On the other hand, many businesses tell us that they are struggling with the new arrangements. New customs requirements on goods moving from Great Britain into Northern Ireland are increasing costs for firms. New bureaucracy disproportionality falls heaviest on microbusinesses with less resource and fewer staff to devote to fiendishly complicated administration. Even worse, in some cases businesses in Great Britain are refusing to supply to Northern Ireland because of the uncertainty or lack of willingness to comply with new requirements, while the new Sanitary-Phytosanitary rules (SPS) for GB-NI trade are making some established business models unviable. Therefore, whether the new arrangements allow the maintenance of the status quo, provide new opportunities or, indeed, present significant problems, is very much in the eye of the beholder. Unfortunately, this nuance can often be lost in discourse where false prospectuses claim that only one or the other can be true.

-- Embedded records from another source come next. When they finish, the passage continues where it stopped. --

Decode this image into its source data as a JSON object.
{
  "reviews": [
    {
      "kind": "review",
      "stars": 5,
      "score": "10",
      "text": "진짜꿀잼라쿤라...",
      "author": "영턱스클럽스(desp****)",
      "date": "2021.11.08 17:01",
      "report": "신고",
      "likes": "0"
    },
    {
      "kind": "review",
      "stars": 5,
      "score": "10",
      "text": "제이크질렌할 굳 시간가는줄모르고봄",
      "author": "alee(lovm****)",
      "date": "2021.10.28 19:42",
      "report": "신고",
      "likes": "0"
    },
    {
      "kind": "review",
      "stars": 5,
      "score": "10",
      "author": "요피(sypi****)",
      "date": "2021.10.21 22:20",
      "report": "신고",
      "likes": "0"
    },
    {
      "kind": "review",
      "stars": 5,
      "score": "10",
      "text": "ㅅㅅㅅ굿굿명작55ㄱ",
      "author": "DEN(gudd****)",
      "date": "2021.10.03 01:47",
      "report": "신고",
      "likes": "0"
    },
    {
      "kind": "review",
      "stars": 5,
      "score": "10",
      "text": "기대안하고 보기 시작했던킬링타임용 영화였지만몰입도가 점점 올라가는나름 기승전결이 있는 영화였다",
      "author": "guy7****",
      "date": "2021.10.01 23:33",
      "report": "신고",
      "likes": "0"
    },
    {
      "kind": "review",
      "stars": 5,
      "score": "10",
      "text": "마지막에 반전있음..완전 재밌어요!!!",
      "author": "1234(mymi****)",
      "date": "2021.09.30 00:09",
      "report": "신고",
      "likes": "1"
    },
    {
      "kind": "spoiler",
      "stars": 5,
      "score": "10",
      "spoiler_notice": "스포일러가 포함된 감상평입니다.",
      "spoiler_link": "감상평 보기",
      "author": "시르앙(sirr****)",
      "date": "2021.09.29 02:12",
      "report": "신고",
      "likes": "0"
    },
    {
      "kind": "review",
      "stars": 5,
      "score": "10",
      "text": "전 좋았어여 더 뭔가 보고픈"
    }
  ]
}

Recent discussions between the UK and EU have also shown no real sign of finding common ground. The unilateral extension of two key grace periods by the UK regarding the retail movement of food and parcels from Great Britain to Northern Ireland has temporarily prevented some of the impacts of the Protocol from affecting the everyday lives of citizens. However, this has led to the EU taking action against the UK Government for what they see as a breach of the Withdrawal Agreement. Recent agreement on the extension of the grace period for pre-prepared chilled meats displayed some harmony, but both sides continue to see the way forward very differently. The UK Government wants to see alterations to how the Protocol is practically operating; meanwhile the European Commission say the only solution is the ‘full implementation of the Protocol’. The frustrating thing for businesses is that we can see that solutions are available to satisfy the EU’s concerns about protecting their Single Market, while also ensuring that Northern Ireland can continue to play a full role in the UK’s Internal Market; but trade talks are usually more about politics than economics, viewed as a zero-sum game with a winner and a loser. In business, a mutually beneficial way forward is usually the desired and achieved outcome.

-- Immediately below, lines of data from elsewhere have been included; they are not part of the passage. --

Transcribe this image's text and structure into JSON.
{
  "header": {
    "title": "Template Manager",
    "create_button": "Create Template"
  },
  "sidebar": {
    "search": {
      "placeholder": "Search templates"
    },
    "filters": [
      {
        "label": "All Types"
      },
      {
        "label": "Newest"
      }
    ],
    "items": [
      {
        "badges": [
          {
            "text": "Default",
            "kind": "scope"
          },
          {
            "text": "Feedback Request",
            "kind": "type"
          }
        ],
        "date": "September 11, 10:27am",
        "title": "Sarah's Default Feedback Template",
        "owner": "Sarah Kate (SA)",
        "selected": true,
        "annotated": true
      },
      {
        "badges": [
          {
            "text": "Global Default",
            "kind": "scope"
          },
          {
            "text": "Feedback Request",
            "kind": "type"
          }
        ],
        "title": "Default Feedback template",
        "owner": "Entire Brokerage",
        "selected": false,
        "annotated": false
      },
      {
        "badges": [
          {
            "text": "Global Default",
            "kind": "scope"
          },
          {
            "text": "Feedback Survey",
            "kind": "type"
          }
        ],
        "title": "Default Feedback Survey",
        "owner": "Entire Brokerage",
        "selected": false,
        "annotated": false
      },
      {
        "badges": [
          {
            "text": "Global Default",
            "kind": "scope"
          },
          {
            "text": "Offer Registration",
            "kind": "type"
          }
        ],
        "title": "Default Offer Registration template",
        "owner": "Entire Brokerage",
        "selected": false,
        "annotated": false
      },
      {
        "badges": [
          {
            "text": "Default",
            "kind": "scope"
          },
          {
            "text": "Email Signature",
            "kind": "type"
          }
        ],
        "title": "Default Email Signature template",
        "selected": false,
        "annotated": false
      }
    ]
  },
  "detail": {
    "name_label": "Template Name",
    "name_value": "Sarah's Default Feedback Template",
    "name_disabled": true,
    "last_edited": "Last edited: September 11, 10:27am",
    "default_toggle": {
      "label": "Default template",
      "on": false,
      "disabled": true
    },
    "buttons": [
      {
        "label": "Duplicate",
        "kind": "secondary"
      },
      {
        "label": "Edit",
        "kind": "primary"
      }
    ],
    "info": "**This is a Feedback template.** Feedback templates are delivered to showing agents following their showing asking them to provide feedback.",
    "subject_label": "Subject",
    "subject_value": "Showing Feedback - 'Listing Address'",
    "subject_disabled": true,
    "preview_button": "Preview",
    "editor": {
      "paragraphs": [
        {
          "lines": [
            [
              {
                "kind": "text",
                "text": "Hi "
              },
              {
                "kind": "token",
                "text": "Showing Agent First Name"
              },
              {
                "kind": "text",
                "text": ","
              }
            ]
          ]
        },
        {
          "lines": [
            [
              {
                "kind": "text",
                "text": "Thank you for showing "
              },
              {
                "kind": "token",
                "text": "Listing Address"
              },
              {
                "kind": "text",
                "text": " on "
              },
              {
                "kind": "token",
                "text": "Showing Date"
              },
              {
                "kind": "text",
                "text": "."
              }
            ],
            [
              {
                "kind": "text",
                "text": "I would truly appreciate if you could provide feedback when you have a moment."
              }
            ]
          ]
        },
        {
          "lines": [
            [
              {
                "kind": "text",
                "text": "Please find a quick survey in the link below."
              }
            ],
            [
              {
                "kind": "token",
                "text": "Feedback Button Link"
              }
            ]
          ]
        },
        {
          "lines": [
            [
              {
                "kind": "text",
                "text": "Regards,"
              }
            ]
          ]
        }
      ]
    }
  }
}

Lord Frost, the UK Minister responsible for Brexit, is expected to set out the UK’s future approach to the Protocol by the end of this week. While we are unsure of the details of his plans, businesses will be keen to hear how he intends to resolve troublesome issues. While further unilateral action may relieve pressure, it may also sow discord. Both have consequences. Business has been to the fore in communicating issues and potential resolutions to both sides and has offered its services in terms of delivering practical and workable solutions. The guiding light for negotiators must be delivery of the key commitment already made, which states that the Protocol should ‘impact as little as possible on the everyday life of communities’. If this can be achieved then that mercurial business outcome – a mutually beneficial way forward – will ensure that there will be no losers, only winners.